Release Date: 30 May 2023

Highlights (1.6.2)

Overview

This release introduces user configurable metric alerting, along with a set of standard system alerts. Alerts can also be sent as notifications to email or webhooks. It also includes support for extended metric retention (30 days) along with a number of additional small enhancements and bug fixes.

New Intelligent Monitoring framework

  • Ability to view all alert conditions for a DBMS.
  • Ability to enable, disable and delete conditions as required.
  • Ability to create custom alert conditions based on thresholds for metrics. This is done via the charts on the Metrics dashboard.
  • Provision of pre-configured event based alert conditions for Agents
    • Unreachable/Offline agents detected
    • Incompatible agent connected
    • Agent update failed
    • Failed to parse config
    • Metric collection failed
    • Failed read configuration
  • Provision of pre-configured event based alert conditions for Instances
    • Offline instances detected
    • Metric collection failed
    • Bloom license error
    • Could not connect to query log streaming
    • Query log buffer overflow
    • Failed to parse a query log message
    • Query execution error
    • Authorization failure
  • Provision of pre-configured event based alert conditions for DBMSs
    • Multiple versions detected
    • Missing members in topology
    • Provision of pre-configured metric threshold based alert conditions
      • High CPU usage (idle cpu usage is less than 2%)
      • High memory usage (memory free is less than 1GiB)
      • Disk space low (disk free is less than 5GiB)
      • High swap usage (swap usage is greater than 5GiB)
      • Low page cache hit ratio (page cache hit ratio is less than 0.98/98%)

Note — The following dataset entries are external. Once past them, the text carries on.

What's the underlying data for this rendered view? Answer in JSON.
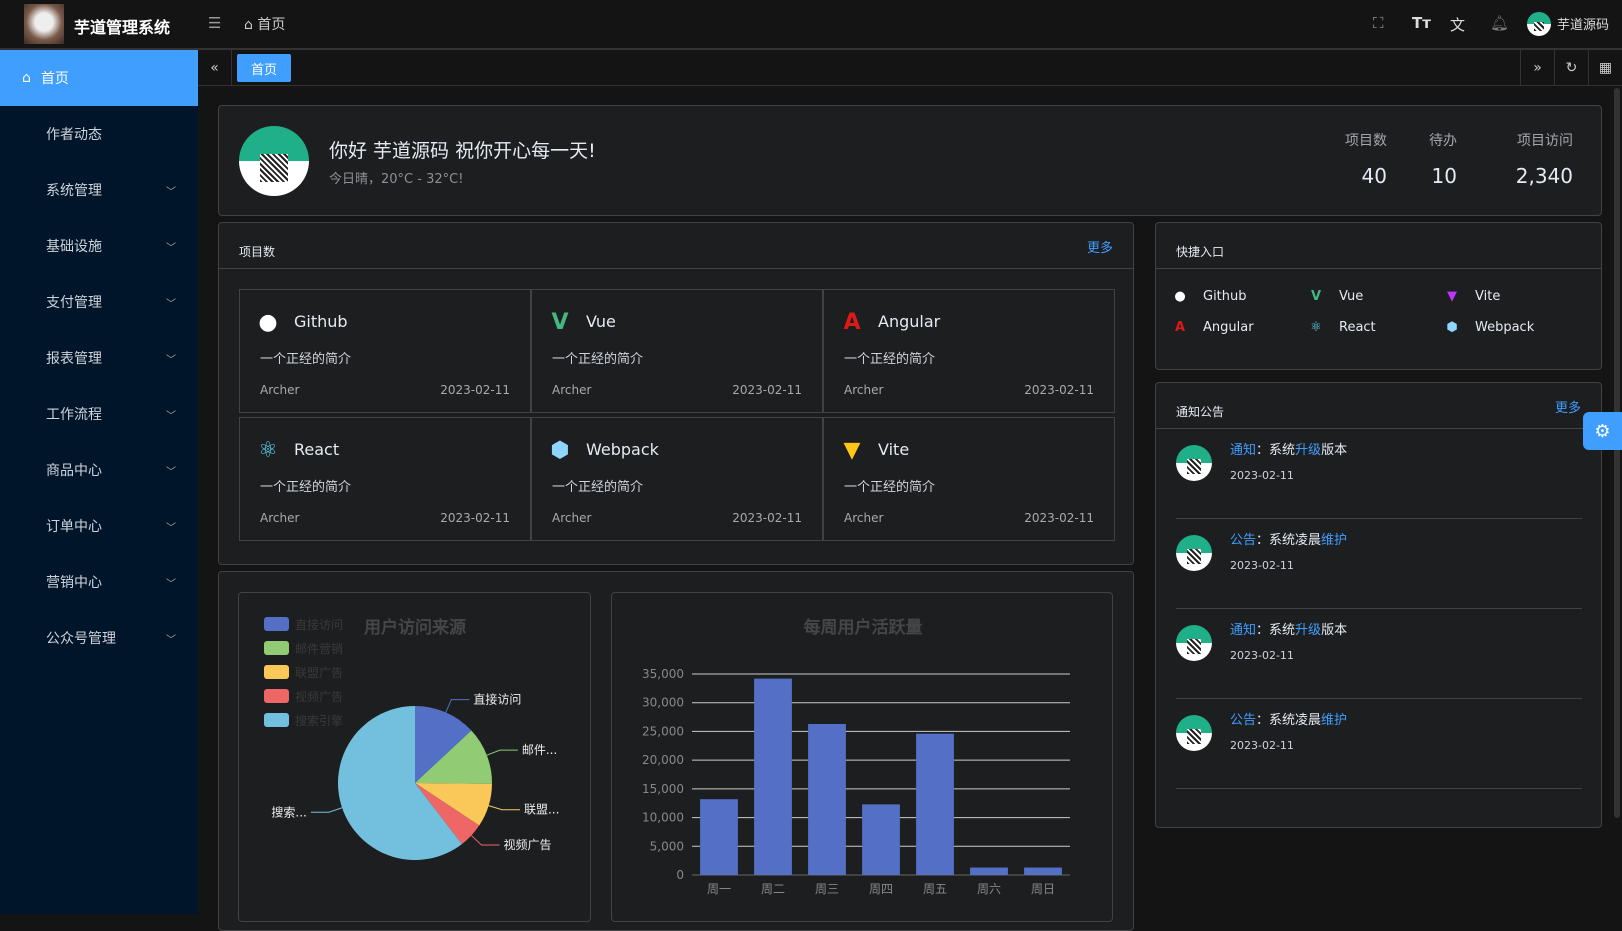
{
  "header": {
    "brand": "芋道管理系统",
    "breadcrumb": "首页",
    "user": "芋道源码"
  },
  "sidebar": {
    "items": [
      {
        "label": "首页",
        "active": true
      },
      {
        "label": "作者动态"
      },
      {
        "label": "系统管理",
        "sub": true
      },
      {
        "label": "基础设施",
        "sub": true
      },
      {
        "label": "支付管理",
        "sub": true
      },
      {
        "label": "报表管理",
        "sub": true
      },
      {
        "label": "工作流程",
        "sub": true
      },
      {
        "label": "商品中心",
        "sub": true
      },
      {
        "label": "订单中心",
        "sub": true
      },
      {
        "label": "营销中心",
        "sub": true
      },
      {
        "label": "公众号管理",
        "sub": true
      }
    ]
  },
  "tabs": {
    "active": "首页"
  },
  "welcome": {
    "greeting": "你好 芋道源码 祝你开心每一天!",
    "weather": "今日晴，20°C - 32°C!",
    "stats": [
      {
        "label": "项目数",
        "value": "40"
      },
      {
        "label": "待办",
        "value": "10"
      },
      {
        "label": "项目访问",
        "value": "2,340"
      }
    ]
  },
  "projects": {
    "title": "项目数",
    "more": "更多",
    "items": [
      {
        "name": "Github",
        "desc": "一个正经的简介",
        "author": "Archer",
        "date": "2023-02-11",
        "icon": "github-icon",
        "color": "#ffffff"
      },
      {
        "name": "Vue",
        "desc": "一个正经的简介",
        "author": "Archer",
        "date": "2023-02-11",
        "icon": "vue-icon",
        "color": "#42b883"
      },
      {
        "name": "Angular",
        "desc": "一个正经的简介",
        "author": "Archer",
        "date": "2023-02-11",
        "icon": "angular-icon",
        "color": "#dd1b16"
      },
      {
        "name": "React",
        "desc": "一个正经的简介",
        "author": "Archer",
        "date": "2023-02-11",
        "icon": "react-icon",
        "color": "#61dafb"
      },
      {
        "name": "Webpack",
        "desc": "一个正经的简介",
        "author": "Archer",
        "date": "2023-02-11",
        "icon": "webpack-icon",
        "color": "#8ed6fb"
      },
      {
        "name": "Vite",
        "desc": "一个正经的简介",
        "author": "Archer",
        "date": "2023-02-11",
        "icon": "vite-icon",
        "color": "#ffc517"
      }
    ]
  },
  "quick": {
    "title": "快捷入口",
    "items": [
      {
        "name": "Github",
        "color": "#ffffff"
      },
      {
        "name": "Vue",
        "color": "#42b883"
      },
      {
        "name": "Vite",
        "color": "#bd34fe"
      },
      {
        "name": "Angular",
        "color": "#dd1b16"
      },
      {
        "name": "React",
        "color": "#61dafb"
      },
      {
        "name": "Webpack",
        "color": "#8ed6fb"
      }
    ]
  },
  "notice": {
    "title": "通知公告",
    "more": "更多",
    "items": [
      {
        "type": "通知",
        "sep": "：",
        "a": "系统",
        "b": "升级",
        "c": "版本",
        "date": "2023-02-11"
      },
      {
        "type": "公告",
        "sep": "：",
        "a": "系统凌晨",
        "b": "维护",
        "c": "",
        "date": "2023-02-11"
      },
      {
        "type": "通知",
        "sep": "：",
        "a": "系统",
        "b": "升级",
        "c": "版本",
        "date": "2023-02-11"
      },
      {
        "type": "公告",
        "sep": "：",
        "a": "系统凌晨",
        "b": "维护",
        "c": "",
        "date": "2023-02-11"
      }
    ]
  },
  "chart_data": [
    {
      "type": "pie",
      "title": "用户访问来源",
      "legend_position": "top-left",
      "categories": [
        "直接访问",
        "邮件营销",
        "联盟广告",
        "视频广告",
        "搜索引擎"
      ],
      "values": [
        335,
        310,
        234,
        135,
        1548
      ],
      "colors": [
        "#5470c6",
        "#91cc75",
        "#fac858",
        "#ee6666",
        "#73c0de"
      ],
      "labels": [
        "直接访问",
        "邮件...",
        "联盟...",
        "视频广告",
        "搜索..."
      ]
    },
    {
      "type": "bar",
      "title": "每周用户活跃量",
      "categories": [
        "周一",
        "周二",
        "周三",
        "周四",
        "周五",
        "周六",
        "周日"
      ],
      "values": [
        13200,
        34200,
        26300,
        12300,
        24600,
        1300,
        1300
      ],
      "ylim": [
        0,
        35000
      ],
      "yticks": [
        "0",
        "5,000",
        "10,000",
        "15,000",
        "20,000",
        "25,000",
        "30,000",
        "35,000"
      ],
      "grid": true,
      "color": "#5470c6"
    }
  ]
}
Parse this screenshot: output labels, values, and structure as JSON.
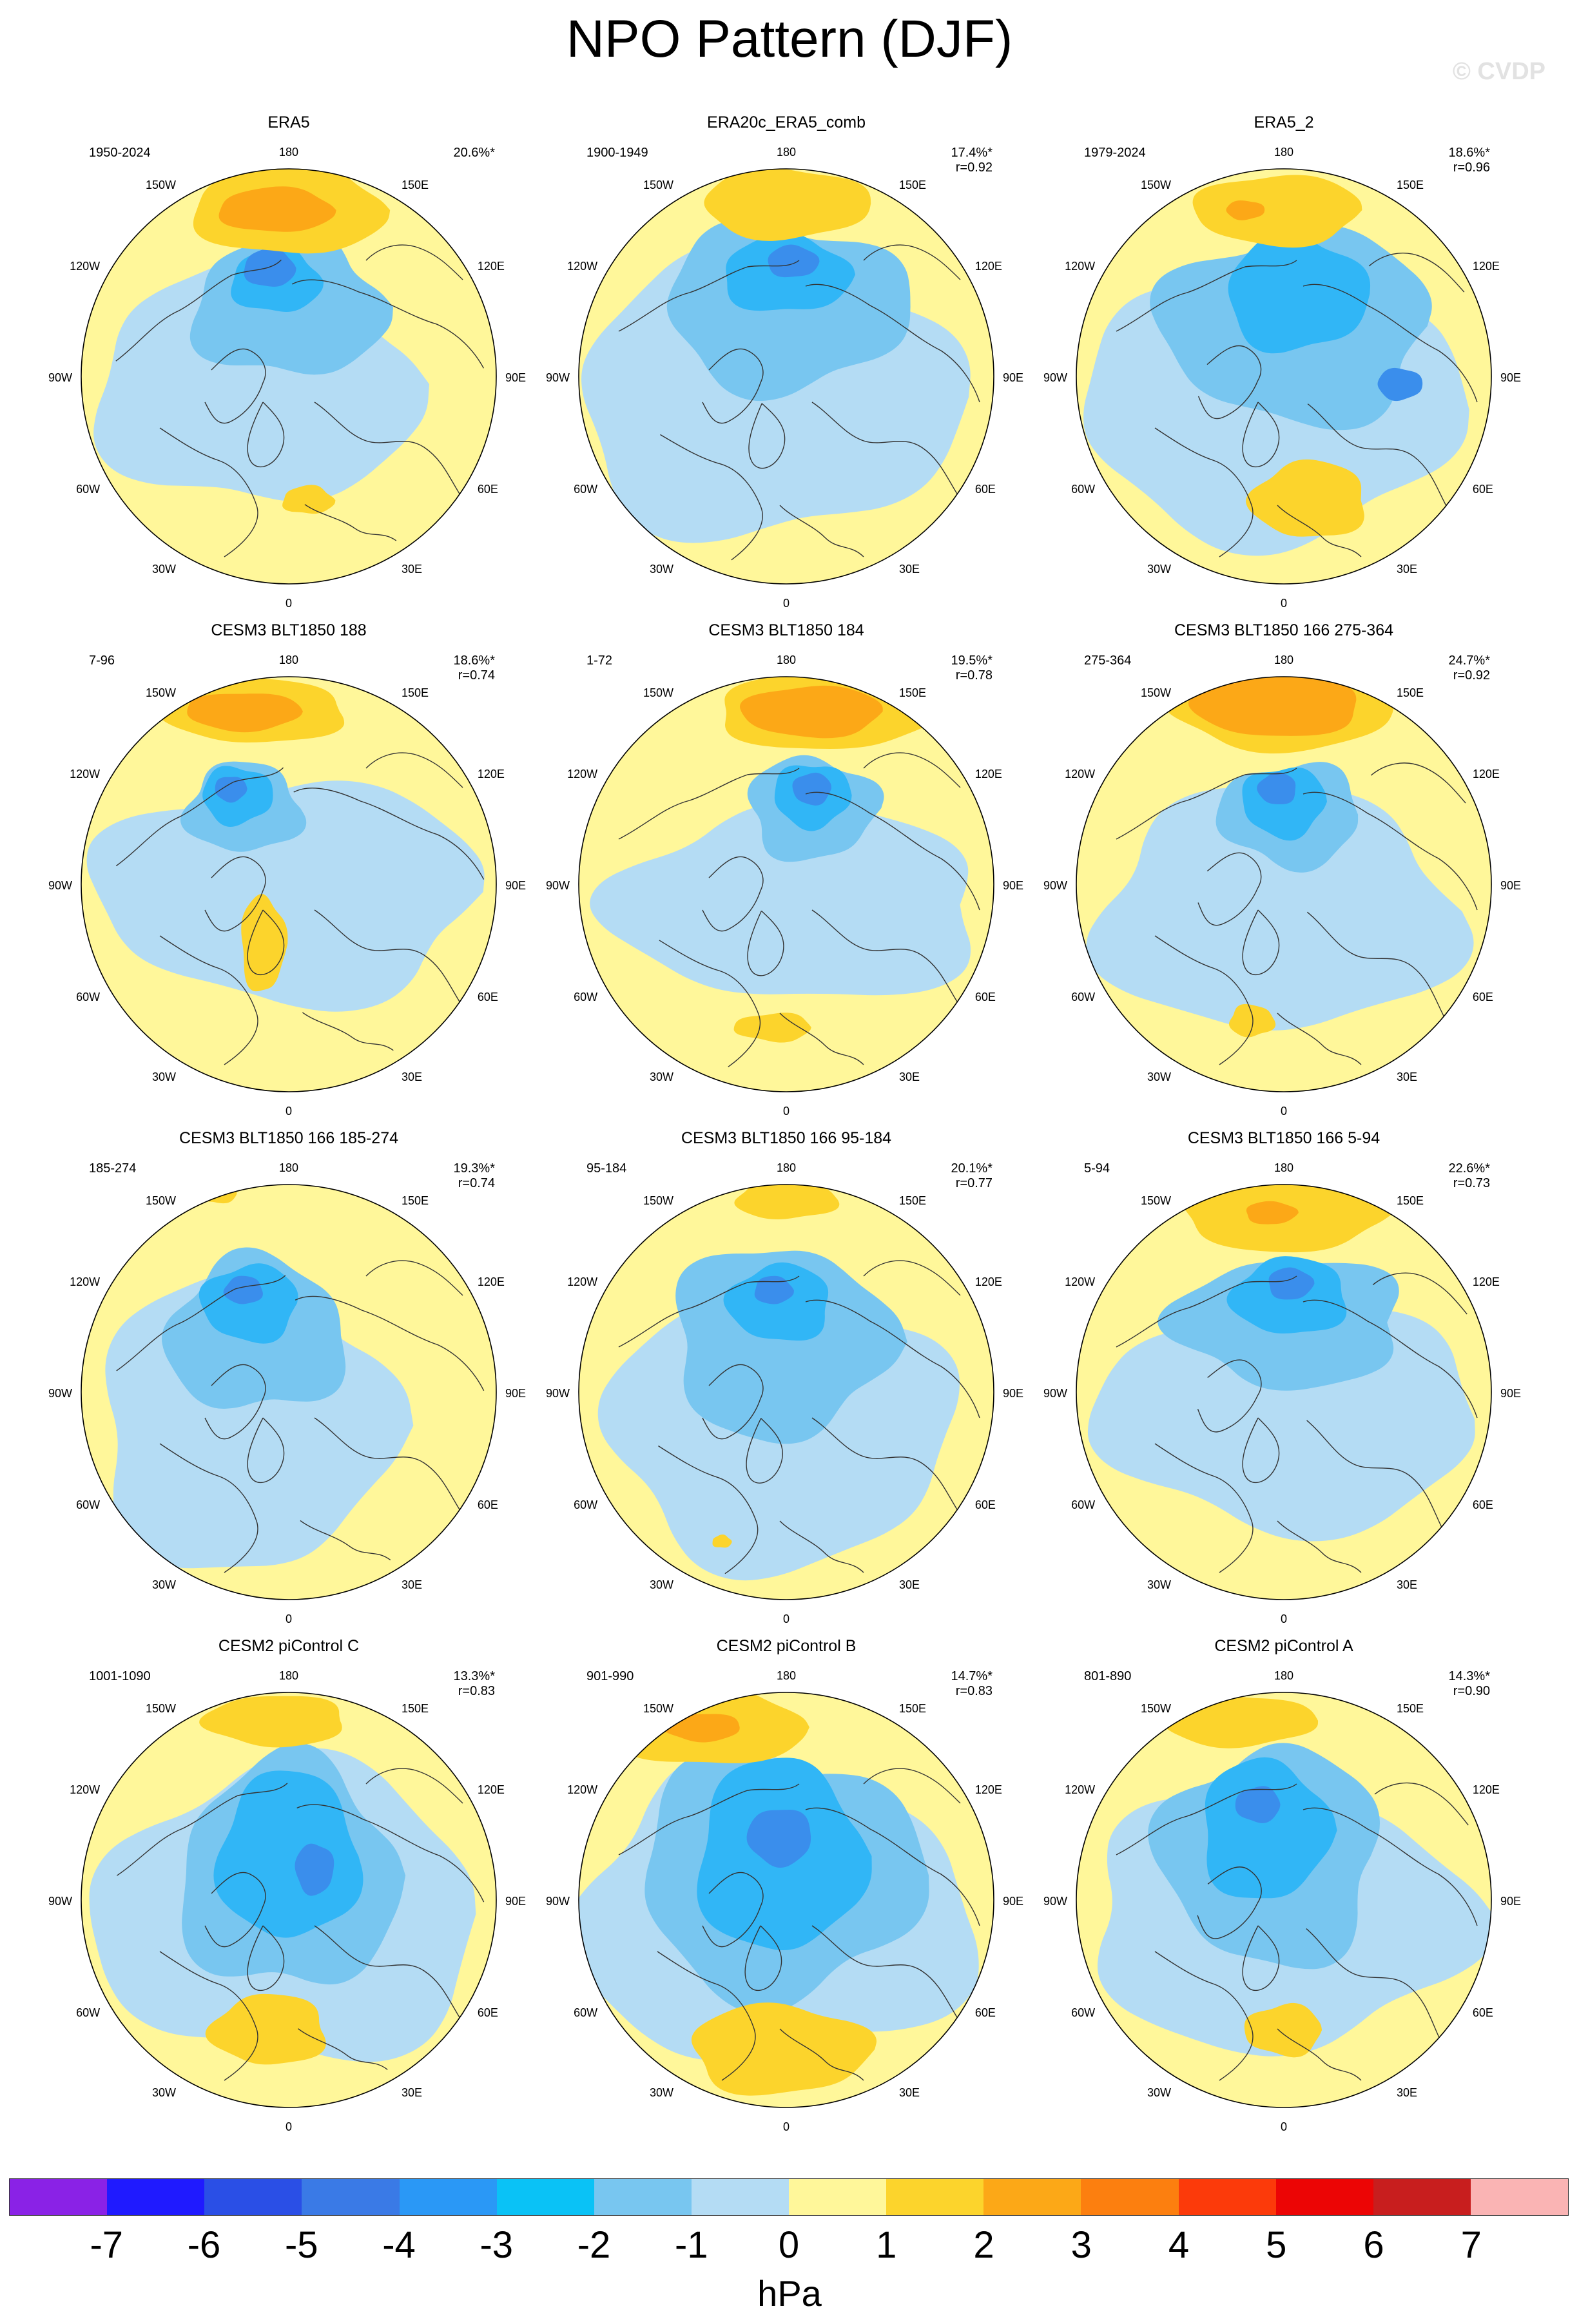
{
  "title": "NPO Pattern (DJF)",
  "watermark": "© CVDP",
  "colors": {
    "ocean_yellow": "#fff79a",
    "gold": "#fcd42c",
    "orange": "#fca817",
    "light_blue": "#b4dcf4",
    "mid_blue": "#78c6f0",
    "blue": "#31b6f6",
    "deep_blue": "#3a8eec",
    "darker_blue": "#3c63ec"
  },
  "map_labels": {
    "top": "180",
    "bottom": "0",
    "left": "90W",
    "right": "90E",
    "upper_left_1": "150W",
    "upper_left_2": "120W",
    "upper_right_1": "150E",
    "upper_right_2": "120E",
    "lower_left_1": "60W",
    "lower_left_2": "30W",
    "lower_right_1": "60E",
    "lower_right_2": "30E"
  },
  "panels": [
    {
      "title": "ERA5",
      "period": "1950-2024",
      "pct": "20.6%*",
      "r": ""
    },
    {
      "title": "ERA20c_ERA5_comb",
      "period": "1900-1949",
      "pct": "17.4%*",
      "r": "r=0.92"
    },
    {
      "title": "ERA5_2",
      "period": "1979-2024",
      "pct": "18.6%*",
      "r": "r=0.96"
    },
    {
      "title": "CESM3 BLT1850 188",
      "period": "7-96",
      "pct": "18.6%*",
      "r": "r=0.74"
    },
    {
      "title": "CESM3 BLT1850 184",
      "period": "1-72",
      "pct": "19.5%*",
      "r": "r=0.78"
    },
    {
      "title": "CESM3 BLT1850 166 275-364",
      "period": "275-364",
      "pct": "24.7%*",
      "r": "r=0.92"
    },
    {
      "title": "CESM3 BLT1850 166 185-274",
      "period": "185-274",
      "pct": "19.3%*",
      "r": "r=0.74"
    },
    {
      "title": "CESM3 BLT1850 166 95-184",
      "period": "95-184",
      "pct": "20.1%*",
      "r": "r=0.77"
    },
    {
      "title": "CESM3 BLT1850 166 5-94",
      "period": "5-94",
      "pct": "22.6%*",
      "r": "r=0.73"
    },
    {
      "title": "CESM2 piControl C",
      "period": "1001-1090",
      "pct": "13.3%*",
      "r": "r=0.83"
    },
    {
      "title": "CESM2 piControl B",
      "period": "901-990",
      "pct": "14.7%*",
      "r": "r=0.83"
    },
    {
      "title": "CESM2 piControl A",
      "period": "801-890",
      "pct": "14.3%*",
      "r": "r=0.90"
    }
  ],
  "colorbar": {
    "swatches": [
      "#8a22e6",
      "#1f1aff",
      "#2a4fe6",
      "#3a7ae6",
      "#2a98f6",
      "#0ac2f6",
      "#78c6f0",
      "#b4dcf4",
      "#fff79a",
      "#fcd42c",
      "#fca817",
      "#fc7f0f",
      "#fc3a0a",
      "#ec0505",
      "#c81e1e",
      "#fab4b4"
    ],
    "labels": [
      "-7",
      "-6",
      "-5",
      "-4",
      "-3",
      "-2",
      "-1",
      "0",
      "1",
      "2",
      "3",
      "4",
      "5",
      "6",
      "7"
    ],
    "units": "hPa"
  }
}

Notifications for NOM alerts

  • Ability to configure an email channel.
  • Ability to configure webhooks for specific apps
    • Slack
    • Discord
    • Teams
  • Ability to configure a webhook that will accept the generic payload NOM provides.
  • Ability to set up notifications per DBMS
    • Alert levels can be specified to limit notifications as required.
    • Notifications can be sent to the configured webhooks or email.
 

 Aggregated metrics data 

  • Can now view metrics up to one month ago
  • Metrics that exceed 3 days since their capture, are aggregated into one aggregated metric node with a median value, min, and max

Fixes

  • Fixed an issue where NOM was incorrectly storing details for instances with GDS installed. This was causing NOM to be unable to correctly display the topology of the managed estate. 

Known Issues

  • Threshold alert condition configuration for page cache metrics is incorrectly displayed. The metrics are displayed as % values but are actually stored as a ratio between 0 and 1. As a workaround – users can set the threshold value to a value between 0 and 1 and ignore the % sign (e.g. to set the threshold to 98%, the user would actually need to set the value as 0.98%). 
  • Threshold alert condition configuration for disk usage metrics incorrectly applies the threshold condition to all ‘Disk Used’ metrics instead of only the one specified in the current chart. 
  • The search in the ‘Conditions’ table does not search in the ‘Location’ column. 
  • When upgrading an agent which is running as a service, sometimes the agent will need to be manually restarted for query logs to be streamed to NOM after the upgrade
  • Agent screen auto-update can stop working. You may need to refresh the screen to get the latest agent status.